Foreign investment pledges surge in Q2


At a glance

  • Foreign-led investments in the country, primarily in the manufacturing sector, saw a rise in the second quarter by 28% to P59.09 billion.

  • Japan, Singapore, and the Cayman Islands were the top investing countries.

  • The manufacturing industry received the largest share of approved investments at P35.07 billion.

  • SOCCSKSARGEN region received the largest share of pledged investments at P19.39 billion.

  • The total approved investments from foreign and Filipino nationals reached P317.23 billion, with Filipino nationals contributing P258.14 billion.

  • The approved investments were expected to generate a total of 31,218 employment opportunities, with 67.9% of them absorbed by foreign investment projects.


Foreign-led investments seeking tax incentives from the government increased in the second quarter of the year, the Philippine Statistics Authority (PSA) reported on Monday, Aug. 15.

According to the latest report from the PSA, foreign investment approvals by government investment promotion agencies (IPAs) surged 28 percent from April to June to P59.09 billion from P46.26 billion in the same period last year.

Investment approvals were pledged by the Board of Investments, BOI-Bangsamoro Autonomous Region in Muslim Mindanao, Clark Development Corp., Clark International Airport Corp., Philippine Economic Zone Authority, and Subic Bay Metropolitan Authority.

However, no foreign investment approvals were reported by the Authority of the Freeport Area of Bataan, Cagayan Economic Zone Authority, Poro Point Management Corp., and Tourism Infrastructure and Enterprise Zone Authority.

Additionally, the Zamboanga City Special Economic Zone Authority, which is the latest addition to the list of IPAs covered by the report, also did not have any approved foreign investments in the second quarter.

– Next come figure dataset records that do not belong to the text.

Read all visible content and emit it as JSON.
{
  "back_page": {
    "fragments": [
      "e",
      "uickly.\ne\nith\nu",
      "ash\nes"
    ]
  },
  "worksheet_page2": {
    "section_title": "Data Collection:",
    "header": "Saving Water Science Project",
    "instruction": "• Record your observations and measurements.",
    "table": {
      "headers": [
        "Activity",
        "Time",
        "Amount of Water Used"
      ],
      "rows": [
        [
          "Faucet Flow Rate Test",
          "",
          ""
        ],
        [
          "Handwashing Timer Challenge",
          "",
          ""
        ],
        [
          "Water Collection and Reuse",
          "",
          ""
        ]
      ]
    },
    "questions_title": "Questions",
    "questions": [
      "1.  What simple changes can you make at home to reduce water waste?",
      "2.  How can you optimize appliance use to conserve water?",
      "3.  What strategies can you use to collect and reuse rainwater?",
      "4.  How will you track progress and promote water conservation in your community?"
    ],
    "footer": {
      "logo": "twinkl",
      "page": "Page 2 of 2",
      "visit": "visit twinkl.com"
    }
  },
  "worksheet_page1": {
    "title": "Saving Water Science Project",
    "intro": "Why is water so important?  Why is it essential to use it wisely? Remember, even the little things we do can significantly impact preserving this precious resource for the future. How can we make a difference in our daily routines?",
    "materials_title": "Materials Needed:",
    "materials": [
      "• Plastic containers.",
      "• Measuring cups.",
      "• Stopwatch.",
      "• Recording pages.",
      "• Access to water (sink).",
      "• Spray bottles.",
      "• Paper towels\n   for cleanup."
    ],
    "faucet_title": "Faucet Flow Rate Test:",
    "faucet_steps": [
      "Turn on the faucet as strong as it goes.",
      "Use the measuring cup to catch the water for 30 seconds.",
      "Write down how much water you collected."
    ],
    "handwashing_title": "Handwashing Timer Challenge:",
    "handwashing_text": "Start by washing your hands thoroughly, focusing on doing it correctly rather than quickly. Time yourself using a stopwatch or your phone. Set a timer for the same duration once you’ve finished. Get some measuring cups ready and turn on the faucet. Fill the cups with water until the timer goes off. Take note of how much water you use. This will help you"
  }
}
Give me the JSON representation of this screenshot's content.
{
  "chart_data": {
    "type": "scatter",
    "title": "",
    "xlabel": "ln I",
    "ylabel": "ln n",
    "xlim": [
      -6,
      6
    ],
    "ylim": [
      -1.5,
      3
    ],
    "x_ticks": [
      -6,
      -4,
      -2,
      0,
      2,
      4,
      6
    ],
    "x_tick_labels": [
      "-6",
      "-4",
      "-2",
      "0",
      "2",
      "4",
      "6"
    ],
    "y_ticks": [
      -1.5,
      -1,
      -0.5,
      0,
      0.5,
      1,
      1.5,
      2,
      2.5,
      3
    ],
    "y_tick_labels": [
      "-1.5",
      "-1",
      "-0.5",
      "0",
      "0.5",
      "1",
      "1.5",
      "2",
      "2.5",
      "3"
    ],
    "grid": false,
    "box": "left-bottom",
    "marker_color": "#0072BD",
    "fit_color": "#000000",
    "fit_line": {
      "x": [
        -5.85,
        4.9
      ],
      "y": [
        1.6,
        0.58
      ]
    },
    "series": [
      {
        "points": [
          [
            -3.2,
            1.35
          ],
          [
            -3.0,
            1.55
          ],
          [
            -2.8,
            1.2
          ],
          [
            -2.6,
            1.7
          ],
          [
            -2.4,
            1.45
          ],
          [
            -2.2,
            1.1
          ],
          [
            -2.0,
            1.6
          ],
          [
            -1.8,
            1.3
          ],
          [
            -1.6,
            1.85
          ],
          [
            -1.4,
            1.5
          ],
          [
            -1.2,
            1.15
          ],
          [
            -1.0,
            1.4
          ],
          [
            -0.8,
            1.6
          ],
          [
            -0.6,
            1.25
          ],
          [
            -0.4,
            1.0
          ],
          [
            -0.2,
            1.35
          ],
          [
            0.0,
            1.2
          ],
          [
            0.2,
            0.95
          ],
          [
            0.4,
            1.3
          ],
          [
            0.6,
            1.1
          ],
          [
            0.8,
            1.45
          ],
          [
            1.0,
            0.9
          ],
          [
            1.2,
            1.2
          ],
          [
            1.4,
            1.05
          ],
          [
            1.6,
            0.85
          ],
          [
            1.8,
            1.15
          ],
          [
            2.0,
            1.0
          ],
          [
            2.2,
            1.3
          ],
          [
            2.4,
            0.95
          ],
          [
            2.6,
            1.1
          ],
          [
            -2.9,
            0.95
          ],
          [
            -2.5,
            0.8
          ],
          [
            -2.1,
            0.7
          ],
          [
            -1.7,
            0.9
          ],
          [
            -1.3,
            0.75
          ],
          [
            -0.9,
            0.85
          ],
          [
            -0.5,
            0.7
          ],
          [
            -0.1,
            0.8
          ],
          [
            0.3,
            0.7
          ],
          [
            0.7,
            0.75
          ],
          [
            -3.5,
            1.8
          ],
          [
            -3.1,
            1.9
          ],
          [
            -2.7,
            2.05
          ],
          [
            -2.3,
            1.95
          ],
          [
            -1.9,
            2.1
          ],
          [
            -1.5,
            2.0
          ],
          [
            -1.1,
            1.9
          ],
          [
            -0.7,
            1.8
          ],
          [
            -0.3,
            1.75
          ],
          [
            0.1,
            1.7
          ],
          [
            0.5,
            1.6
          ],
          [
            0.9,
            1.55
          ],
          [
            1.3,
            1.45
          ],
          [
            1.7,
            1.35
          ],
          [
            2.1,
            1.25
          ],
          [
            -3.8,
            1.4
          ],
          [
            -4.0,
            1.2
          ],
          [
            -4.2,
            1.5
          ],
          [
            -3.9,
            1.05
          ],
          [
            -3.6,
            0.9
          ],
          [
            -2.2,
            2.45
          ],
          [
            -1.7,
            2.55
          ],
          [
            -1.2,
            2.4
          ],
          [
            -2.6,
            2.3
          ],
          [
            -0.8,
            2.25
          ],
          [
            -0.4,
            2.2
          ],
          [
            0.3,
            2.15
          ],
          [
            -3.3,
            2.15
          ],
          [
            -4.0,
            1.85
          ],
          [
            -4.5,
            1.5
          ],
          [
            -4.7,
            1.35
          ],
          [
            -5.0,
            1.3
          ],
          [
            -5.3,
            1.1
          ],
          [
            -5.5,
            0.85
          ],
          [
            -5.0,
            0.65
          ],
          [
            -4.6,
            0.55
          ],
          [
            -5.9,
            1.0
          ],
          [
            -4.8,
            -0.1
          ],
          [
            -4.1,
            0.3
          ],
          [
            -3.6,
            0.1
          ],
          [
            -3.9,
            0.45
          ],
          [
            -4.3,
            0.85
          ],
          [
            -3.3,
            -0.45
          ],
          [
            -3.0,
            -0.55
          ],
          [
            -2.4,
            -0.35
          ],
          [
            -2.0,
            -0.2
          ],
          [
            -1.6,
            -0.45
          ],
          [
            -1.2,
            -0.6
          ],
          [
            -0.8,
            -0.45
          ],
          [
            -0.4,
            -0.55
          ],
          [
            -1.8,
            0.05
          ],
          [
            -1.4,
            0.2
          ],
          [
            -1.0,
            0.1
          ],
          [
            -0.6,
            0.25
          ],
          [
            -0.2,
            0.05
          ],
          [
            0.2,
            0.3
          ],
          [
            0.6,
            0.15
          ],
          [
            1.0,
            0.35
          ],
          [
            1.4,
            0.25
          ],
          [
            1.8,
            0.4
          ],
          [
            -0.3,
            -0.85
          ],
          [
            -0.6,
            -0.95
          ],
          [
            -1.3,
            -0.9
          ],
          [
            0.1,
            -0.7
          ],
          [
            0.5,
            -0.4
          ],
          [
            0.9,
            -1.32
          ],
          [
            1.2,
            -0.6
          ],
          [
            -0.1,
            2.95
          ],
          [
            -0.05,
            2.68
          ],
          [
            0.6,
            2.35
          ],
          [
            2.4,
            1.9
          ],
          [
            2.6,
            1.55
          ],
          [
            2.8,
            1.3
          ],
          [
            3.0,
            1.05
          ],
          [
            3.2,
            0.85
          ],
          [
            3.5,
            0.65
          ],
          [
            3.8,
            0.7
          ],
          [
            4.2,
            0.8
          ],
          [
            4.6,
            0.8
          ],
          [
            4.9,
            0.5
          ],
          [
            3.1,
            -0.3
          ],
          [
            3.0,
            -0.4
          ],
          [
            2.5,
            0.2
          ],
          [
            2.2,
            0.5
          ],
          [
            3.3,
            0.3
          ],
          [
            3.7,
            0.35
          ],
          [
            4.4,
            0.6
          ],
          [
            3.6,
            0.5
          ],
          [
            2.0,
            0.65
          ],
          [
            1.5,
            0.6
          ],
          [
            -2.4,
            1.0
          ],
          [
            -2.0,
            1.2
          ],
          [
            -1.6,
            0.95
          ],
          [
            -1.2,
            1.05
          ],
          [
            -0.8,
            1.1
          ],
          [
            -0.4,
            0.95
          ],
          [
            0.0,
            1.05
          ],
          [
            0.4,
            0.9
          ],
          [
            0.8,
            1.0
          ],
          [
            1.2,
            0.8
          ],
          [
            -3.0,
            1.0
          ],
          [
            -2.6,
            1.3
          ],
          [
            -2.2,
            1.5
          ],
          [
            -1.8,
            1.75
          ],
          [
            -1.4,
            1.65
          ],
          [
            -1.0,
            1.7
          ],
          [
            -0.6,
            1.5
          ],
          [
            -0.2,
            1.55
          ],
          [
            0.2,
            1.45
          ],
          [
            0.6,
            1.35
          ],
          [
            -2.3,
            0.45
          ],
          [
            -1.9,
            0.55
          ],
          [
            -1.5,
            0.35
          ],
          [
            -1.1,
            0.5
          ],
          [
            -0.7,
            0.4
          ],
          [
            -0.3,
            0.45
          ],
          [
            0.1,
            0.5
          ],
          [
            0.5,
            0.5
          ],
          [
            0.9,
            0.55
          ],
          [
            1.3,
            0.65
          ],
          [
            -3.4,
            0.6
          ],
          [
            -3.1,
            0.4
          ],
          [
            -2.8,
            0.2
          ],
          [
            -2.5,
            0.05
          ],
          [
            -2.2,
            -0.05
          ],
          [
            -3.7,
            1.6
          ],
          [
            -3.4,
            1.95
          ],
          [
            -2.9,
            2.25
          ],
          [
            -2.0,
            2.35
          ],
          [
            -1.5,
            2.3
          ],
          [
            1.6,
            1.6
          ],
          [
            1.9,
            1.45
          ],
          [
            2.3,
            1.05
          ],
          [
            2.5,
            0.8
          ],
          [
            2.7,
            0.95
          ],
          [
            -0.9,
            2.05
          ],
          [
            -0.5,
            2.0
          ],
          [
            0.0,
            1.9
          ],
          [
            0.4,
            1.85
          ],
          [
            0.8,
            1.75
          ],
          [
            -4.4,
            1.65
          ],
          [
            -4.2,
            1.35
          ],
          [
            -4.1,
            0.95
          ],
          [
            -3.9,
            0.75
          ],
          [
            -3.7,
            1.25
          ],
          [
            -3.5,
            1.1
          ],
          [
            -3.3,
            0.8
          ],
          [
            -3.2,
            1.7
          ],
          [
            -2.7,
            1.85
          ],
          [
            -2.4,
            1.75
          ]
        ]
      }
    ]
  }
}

Out of the total investment approvals, Japan emerged as the top investor with a commitment of P20.36 billion, comprising 34.4 percent of the total, followed by Singapore with P17.65 billion (29.9 percent), and the Cayman Islands with P11.63 billion (19.7 percent).

The manufacturing industry received the largest share of approved investments, amounting to P35.07 billion, representing 59.3 percent of the total.

Information and Communication followed with P13.92 billion or a 23.6 percent share, while Administrative and Support Service Activities received P3.33 billion or a 5.6 percent share.

SOCCSKSARGEN region garnered the highest portion of pledged investments, reaching P19.39 billion or 32.8 percent of the total approved foreign investments for the second quarter.

CALABARZON followed closely with P14.64 billion (24.8 percent), while the National Capital Region secured P3.12 billion (5.3 percent).

The total approved investments from both foreign and Filipino nationals reached a significant milestone of P317.23 billion, a growth of 218.4 percent compared to the reported amount of P99.64 billion in the same quarter of the previous year.

Among these investments, Filipino nationals contributed P258.14 billion, accounting for 81.4 percent of the total share.

Furthermore, the approved investments from both foreign and Filipino nationals in the second quarter are projected to generate a total of 31,218 employment opportunities, an increase of 63.5 percent compared to the 19,094 expected employments in the same quarter of the previous year.

It is worth noting that out of these total employment opportunities, 67.9 percent are expected to be absorbed by foreign investment projects.